Auch hier rechneten wir konservativ 2 Tage ein für eine Rotpunktbegehung. Wir stiegen nach einer sehr kalten Nacht in die Route ein ohne bestimmte Erwartungen aber viel Vorfreude. Wie es in diesem Gelände üblich ist, muss alles selbst abgesichert werden mit Ausnahme der Stände. Wir fühlten uns schnell wohl mit der Kletterei und ich merkte rasch, wie ich mit meinem Bewegungsrepertoire aus dem vollen Schöpfen konnte. Wir meisterten die Route onsight und waren auch viel schneller unterwegs als erwartet. Um das Bigwall-Feeling doch noch zu erleben, stellten wir unser Portaledge kurz unter dem Ausstieg auf. Es wären noch 2 Stunden Kletterei bis zum Ausstieg gewesen, aber wir wollten auf den Schlaf in der Vertikalen doch nicht verzichten.
Von unserem Erfolgserlebnis beflügelt, kletterten wir eine klassische Route am Half Dome und zwar die Regular Northwest Face. Die Route ist ein Klassiker und bewegt sich, wenn mit technischen Hilfsmitteln geklettert, im VI. Grad. Frei geklettert ist sie mit 5.12 (französische Skala 7b) bewertet.
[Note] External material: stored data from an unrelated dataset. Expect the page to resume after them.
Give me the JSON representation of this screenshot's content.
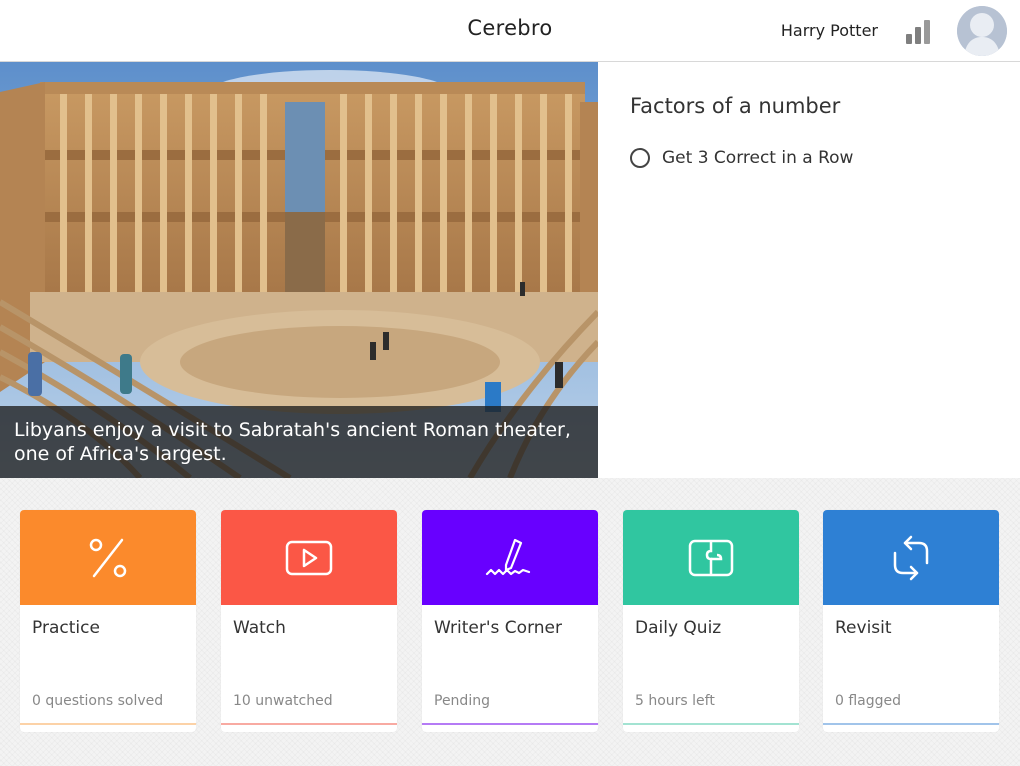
{
  "header": {
    "title": "Cerebro",
    "user_name": "Harry Potter",
    "stats_icon": "bar-chart-icon",
    "avatar_icon": "user-avatar"
  },
  "hero": {
    "caption": "Libyans enjoy a visit to Sabratah's ancient Roman theater, one of Africa's largest."
  },
  "panel": {
    "title": "Factors of a number",
    "goal_label": "Get 3 Correct in a Row"
  },
  "cards": [
    {
      "title": "Practice",
      "subtitle": "0 questions solved",
      "color": "#fb8a2c",
      "line": "#fcd2a7",
      "icon": "percent-icon"
    },
    {
      "title": "Watch",
      "subtitle": "10 unwatched",
      "color": "#fb5746",
      "line": "#f8aaa2",
      "icon": "play-icon"
    },
    {
      "title": "Writer's Corner",
      "subtitle": "Pending",
      "color": "#6800ff",
      "line": "#b57bf5",
      "icon": "pen-icon"
    },
    {
      "title": "Daily Quiz",
      "subtitle": "5 hours left",
      "color": "#30c6a0",
      "line": "#a3e3d2",
      "icon": "puzzle-icon"
    },
    {
      "title": "Revisit",
      "subtitle": "0 flagged",
      "color": "#2e80d4",
      "line": "#a1c4ea",
      "icon": "refresh-icon"
    }
  ]
}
Sie erstreckt sich mit 23 Seillängen über 670 Klettermeter. Auch hier muss alles selbst abgesichert werden. Die Erstbesteigung erfolgte 1957 durch ein Team bestehend aus Royal Robbins, Mike Sherrick und Jerry Gallwas in 5 Tagen. Wir verzichteten auf eine 100% freie Begehung, waren dafür aber nach 7 Stunden am Ausstieg.
Wieder auf dem Campingplatz angekommen, dachte ich glücklich über die Erlebnisse der letzten Wochen nach. Ausserdem war es ein bedeutendes Datum für mich. Vor genau zwei Jahren hatte ich mein erstes Training für die Wettkampfsaison im Eisklettern begonnen. Plötzlich merkte ich, wie der Wunsch immer mehr Platz einnahm, am Iceclimbing Worldcup in Saas Fee teilzunehmen. Ich träumte in dieser Nacht davon, wie ich mit meinen Eisgeräten flink die Kunstwand in Saas Fee hochkletterte. Damit war mein nächstes Projekt gesetzt.